While the earnings came in above expectations, they were significantly lower from the year-earlier level mainly due to lower utilization. The company’s deepwater and midwater fleets were experiencing lower utilization rates due to out-of-service time. 

Revenue from Pride’s eight-rig Deepwater fleet was $191.8 million, down approximately 32% sequentially. Deepwater operating earnings also decreased nearly 43% sequentially to $71.8 million. The sequential decrease in revenue was primarily due to lower utilization level. Average dayrate for the Deepwater fleet was $343,200 during the quarter, compared to $338,500 in the last quarter. Utilization of the Deepwater fleet was 76%, compared to 95% in the last quarter and 98% in the year-earlier quarter. As of Sep 30, 2009, the company had 100% of the available rig days in its Deepwater segment under contract in 2009, 98% in 2010, 82% in 2011 and 67% in 2012. 
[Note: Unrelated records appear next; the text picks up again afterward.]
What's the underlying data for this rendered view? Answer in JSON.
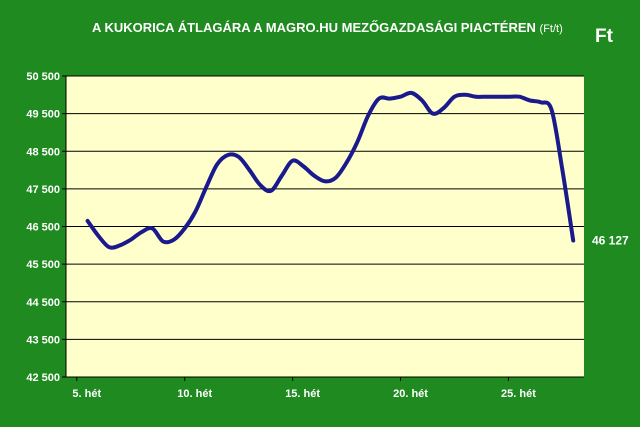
{
  "header": {
    "title": "A KUKORICA ÁTLAGÁRA A MAGRO.HU MEZŐGAZDASÁGI PIACTÉREN",
    "title_unit": "(Ft/t)",
    "unit_label": "Ft"
  },
  "chart_data": {
    "type": "line",
    "title": "A KUKORICA ÁTLAGÁRA A MAGRO.HU MEZŐGAZDASÁGI PIACTÉREN (Ft/t)",
    "ylabel": "Ft",
    "ylim": [
      42500,
      50500
    ],
    "yticks": [
      42500,
      43500,
      44500,
      45500,
      46500,
      47500,
      48500,
      49500,
      50500
    ],
    "ytick_labels": [
      "42 500",
      "43 500",
      "44 500",
      "45 500",
      "46 500",
      "47 500",
      "48 500",
      "49 500",
      "50 500"
    ],
    "xlim": [
      4.5,
      28.5
    ],
    "xticks": [
      5,
      10,
      15,
      20,
      25
    ],
    "xtick_labels": [
      "5. hét",
      "10. hét",
      "15. hét",
      "20. hét",
      "25. hét"
    ],
    "grid": true,
    "series": [
      {
        "color": "#1a1a8c",
        "x": [
          5.5,
          6,
          6.5,
          7,
          7.5,
          8,
          8.5,
          9,
          9.5,
          10,
          10.5,
          11,
          11.5,
          12,
          12.5,
          13,
          13.5,
          14,
          14.5,
          15,
          15.5,
          16,
          16.5,
          17,
          17.5,
          18,
          18.5,
          19,
          19.5,
          20,
          20.5,
          21,
          21.5,
          22,
          22.5,
          23,
          23.5,
          24,
          24.5,
          25,
          25.5,
          26,
          26.5,
          27,
          27.5,
          28
        ],
        "y": [
          46650,
          46250,
          45950,
          46000,
          46150,
          46350,
          46450,
          46100,
          46150,
          46450,
          46900,
          47550,
          48150,
          48400,
          48350,
          48000,
          47600,
          47450,
          47850,
          48250,
          48100,
          47850,
          47700,
          47800,
          48200,
          48750,
          49450,
          49900,
          49900,
          49950,
          50050,
          49850,
          49500,
          49650,
          49950,
          50000,
          49950,
          49950,
          49950,
          49950,
          49950,
          49850,
          49800,
          49600,
          48000,
          46127
        ]
      }
    ],
    "end_label": "46 127",
    "colors": {
      "background": "#1f8a1f",
      "plot_area": "#ffffcc",
      "line": "#1a1a8c",
      "text": "#ffffff"
    }
  }
}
Pride’s Midwater fleet, comprising 6 semi-submersible rigs, reported quarterly revenue of $98.2 million, down nearly 14% sequentially. The decrease was mainly due to out-of-service time. Operating earnings were $25.7 million, down nearly 30% sequentially. Average dayrate in this segment was $264,100, up from $253,800 in the preceding quarter. Utilization in the quarter reduced to 67% from 82% in the last quarter. Currently, the company has 65% of the available rig days contracted in the last quarter of 2009, 67% in 2010, 64% in 2011 and 35% in 2012. 

Revenue from Pride’s 7 Independent Leg Jackup rigs – operating in India, the Middle East, West Africa, and Mexico – came in at $72.8 million during the quarter, up nearly 4% sequentially. Operating earnings were $32.6 million, up nearly 8% sequentially. Average dayrate in this segment was $123,100, up from $119,400 in the previous quarter. Utilization in the quarter was 92%, flat sequentially. 
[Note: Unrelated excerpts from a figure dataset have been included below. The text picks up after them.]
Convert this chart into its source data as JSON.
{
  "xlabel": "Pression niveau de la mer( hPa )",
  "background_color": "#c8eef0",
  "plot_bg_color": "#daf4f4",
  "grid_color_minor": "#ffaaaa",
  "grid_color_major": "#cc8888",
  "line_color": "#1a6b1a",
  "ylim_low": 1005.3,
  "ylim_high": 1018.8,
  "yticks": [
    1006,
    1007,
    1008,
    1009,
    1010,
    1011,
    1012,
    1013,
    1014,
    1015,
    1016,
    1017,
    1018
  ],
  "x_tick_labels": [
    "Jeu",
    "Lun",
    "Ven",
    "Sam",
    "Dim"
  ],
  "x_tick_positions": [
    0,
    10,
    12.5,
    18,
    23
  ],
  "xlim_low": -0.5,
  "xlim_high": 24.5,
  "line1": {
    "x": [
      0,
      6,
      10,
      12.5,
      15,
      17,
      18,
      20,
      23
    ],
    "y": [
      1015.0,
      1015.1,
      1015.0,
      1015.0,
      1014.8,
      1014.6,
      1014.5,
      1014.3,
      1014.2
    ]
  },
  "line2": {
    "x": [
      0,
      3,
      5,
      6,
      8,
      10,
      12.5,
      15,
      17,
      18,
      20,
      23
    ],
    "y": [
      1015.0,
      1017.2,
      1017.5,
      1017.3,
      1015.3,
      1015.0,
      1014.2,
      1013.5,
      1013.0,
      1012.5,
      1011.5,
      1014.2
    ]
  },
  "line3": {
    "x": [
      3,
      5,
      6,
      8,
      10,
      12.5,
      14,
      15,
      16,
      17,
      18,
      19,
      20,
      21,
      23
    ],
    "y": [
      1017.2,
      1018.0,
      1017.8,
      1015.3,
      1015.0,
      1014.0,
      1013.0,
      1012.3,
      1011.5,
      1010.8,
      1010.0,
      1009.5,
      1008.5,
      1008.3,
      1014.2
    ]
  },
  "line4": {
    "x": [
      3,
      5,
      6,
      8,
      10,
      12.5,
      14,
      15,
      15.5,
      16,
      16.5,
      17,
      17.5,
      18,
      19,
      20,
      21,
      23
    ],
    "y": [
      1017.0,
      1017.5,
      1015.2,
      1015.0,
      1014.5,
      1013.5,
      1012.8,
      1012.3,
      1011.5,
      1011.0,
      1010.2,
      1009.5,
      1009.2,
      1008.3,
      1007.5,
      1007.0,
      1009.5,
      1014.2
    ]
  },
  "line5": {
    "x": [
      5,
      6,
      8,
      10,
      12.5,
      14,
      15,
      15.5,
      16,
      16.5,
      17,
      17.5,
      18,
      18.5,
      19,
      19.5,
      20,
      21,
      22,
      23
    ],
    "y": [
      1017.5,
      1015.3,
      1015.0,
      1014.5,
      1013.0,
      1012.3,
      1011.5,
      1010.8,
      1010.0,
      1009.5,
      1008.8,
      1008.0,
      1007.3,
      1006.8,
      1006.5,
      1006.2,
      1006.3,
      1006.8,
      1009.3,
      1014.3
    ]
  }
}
Cash balance at the end of the quarter stood at $957.5 million. Pride spent $224 million on capital programs in the quarter. The company expects to incur total capital expenditures in 2009 of approximately $1.2 billion, with an estimated $702 million relating to the construction of four ultra-deepwater drillships. At Sep 30, 2009, the completion of the four-rig program amounted to approximately $1.6 billion in capital expenditures. Debt-to-capitalization ratio at the end of the quarter stood at 22%. 

The recently completed spin-off of the shallow-water GoM-focused business fully transforms Pride into a deepwater-centric offshore driller. And this is evidenced by the fact that 77% of the company’s 2009 year-to-date revenue is from its floating rig fleets. While the company’s healthy backlog position offers a high level of earnings and cash flow visibility, a further slowing in the pace of new contracting activity and lower utilization are likely to continue to weigh on the stock.